Infinite series Σ 1/(ln(e^n+e^-n)) = Σ 1/ln(n)?

[utleysthrow]

Homework Statement

Prove whether \sum \frac{1}{ln(e^{n}+e^{-n})} converges or diverges

Homework Equations

The Attempt at a Solution

(second post today... sorry, I just want to make sure I'm getting this right)


Since e^{n}+e^{-n} goes to infinity as n goes to infinity, could I say that \sum \frac{1}{ln(e^{n}+e^{-n})} is like \sum \frac{1}{ln(n)}?

I know that \sum \frac{1}{ln(n)} is definitely divergent because it is > 1/n and I can use the comparison test.

But could I argue that \sum \frac{1}{ln(e^{n}+e^{-n})} and \sum \frac{1}{ln(n)} are essentially the same?

 

[hamster143]

No, you can't say that... for example n^2 goes to infinity as n goes to infinity, sum of 1/n diverges and sum of 1/n^2 converges.

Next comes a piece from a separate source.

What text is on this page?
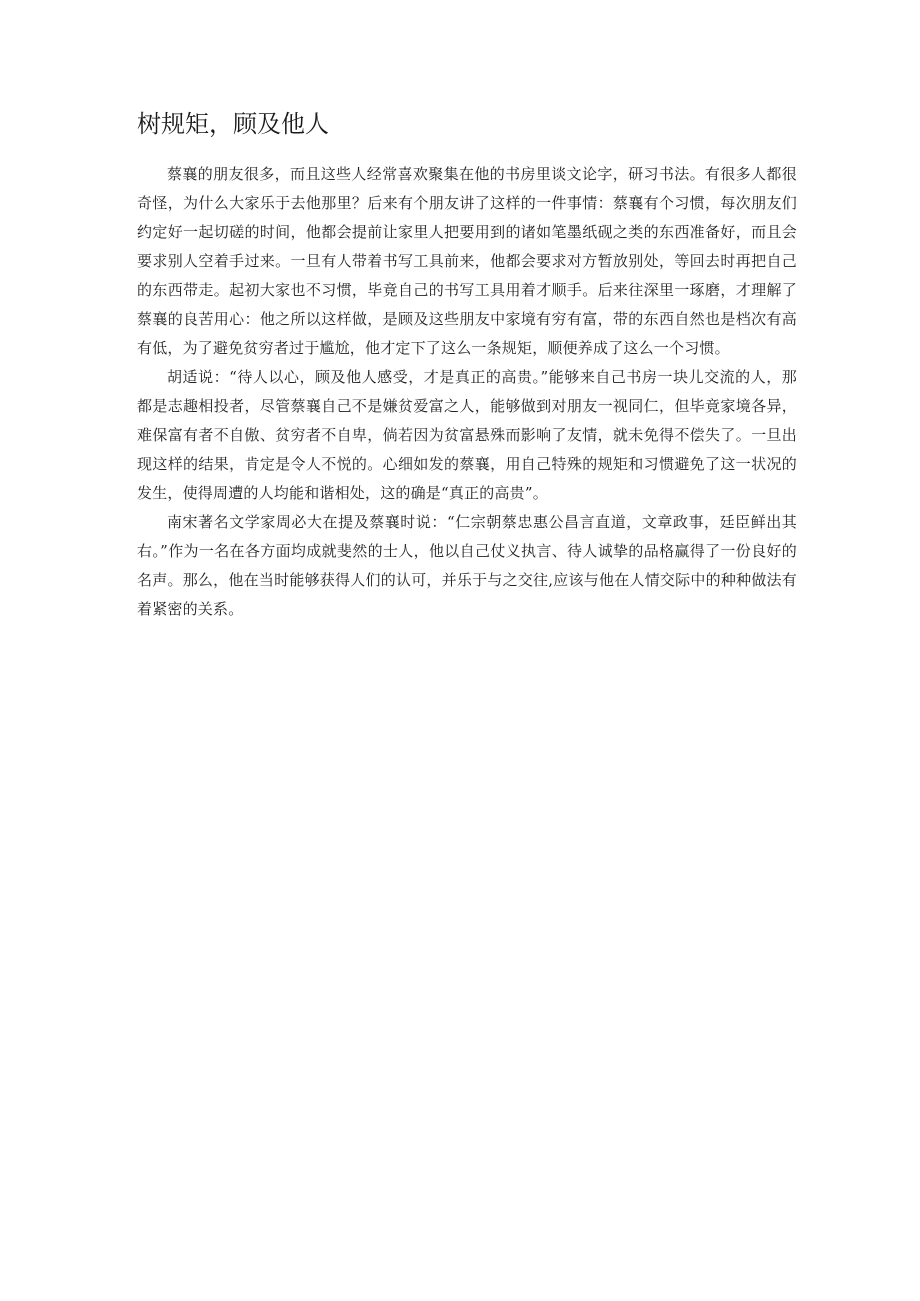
树规矩，顾及他人

蔡襄的朋友很多，而且这些人经常喜欢聚集在他的书房里谈文论字，研习书法。有很多人都很奇怪，为什么大家乐于去他那里？后来有个朋友讲了这样的一件事情：蔡襄有个习惯，每次朋友们约定好一起切磋的时间，他都会提前让家里人把要用到的诸如笔墨纸砚之类的东西准备好，而且会要求别人空着手过来。一旦有人带着书写工具前来，他都会要求对方暂放别处，等回去时再把自己的东西带走。起初大家也不习惯，毕竟自己的书写工具用着才顺手。后来往深里一琢磨，才理解了蔡襄的良苦用心：他之所以这样做，是顾及这些朋友中家境有穷有富，带的东西自然也是档次有高有低，为了避免贫穷者过于尴尬，他才定下了这么一条规矩，顺便养成了这么一个习惯。

胡适说：“待人以心，顾及他人感受，才是真正的高贵。”能够来自己书房一块儿交流的人，那都是志趣相投者，尽管蔡襄自己不是嫌贫爱富之人，能够做到对朋友一视同仁，但毕竟家境各异，难保富有者不自傲、贫穷者不自卑，倘若因为贫富悬殊而影响了友情，就未免得不偿失了。一旦出现这样的结果，肯定是令人不悦的。心细如发的蔡襄，用自己特殊的规矩和习惯避免了这一状况的发生，使得周遭的人均能和谐相处，这的确是“真正的高贵”。

南宋著名文学家周必大在提及蔡襄时说：“仁宗朝蔡忠惠公昌言直道，文章政事，廷臣鲜出其右。”作为一名在各方面均成就斐然的士人，他以自己仗义执言、待人诚挚的品格赢得了一份良好的名声。那么，他在当时能够获得人们的认可，并乐于与之交往,应该与他在人情交际中的种种做法有着紧密的关系。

But you can notice that e^n + e^{-n} < e^n + e^n ...

 

[DPMachine]

No, you can't say that... for example n^2 goes to infinity as n goes to infinity, sum of 1/n diverges and sum of 1/n^2 converges.

But you can notice that e^n + e^{-n} < e^n + e^n ...

Right, so \frac{1}{ln(e^{n}+e^{-n})} > \frac{1}{ln(e^{n}+e^{n})} = \frac{1}{ln(2)+ln(e^{n})} = \frac{1}{ln(2)+n}

\sum \frac{1}{ln(2)+n} certainly looks like it diverges... but how would I prove that?

comparison test wouldn't work since it's not quite true that \sum \frac{1}{ln(2)+n} > 1/n

 

[Bohrok]

If you could show that ∑ 1/ln(eⁿ + e^-n) is greater than ∑ 1/ln(n) then you could compare them and show that the first one diverges. Otherwise, it won't help you.

Try another comparison with eⁿ + e^-n < e²ⁿ

 

[hamster143]

comparison test wouldn't work since it's not quite true that \sum \frac{1}{ln(2)+n} &gt; 1/n

Does \sum \frac{1}{n+1} = 1/2 + 1/3 + 1/4 + ... converge or diverge?

 

[Bohrok]

n + 1 < 2n
1/(n + 1) > 1/(2n)

Σ 1/(2n) = (1/2)Σ 1/n diverges, so Σ 1/(n + 1) diverges.

 

[hamster143]

n + 1 < 2n
1/(n + 1) > 1/(2n)

Σ 1/(2n) = (1/2)Σ 1/n diverges, so Σ 1/(n + 1) diverges.

Exactly, and also Σ 1/(n+1) = (Σ 1/n) - 1, another way to see that it diverges. And 1/(ln(2)+n) > 1/n+1.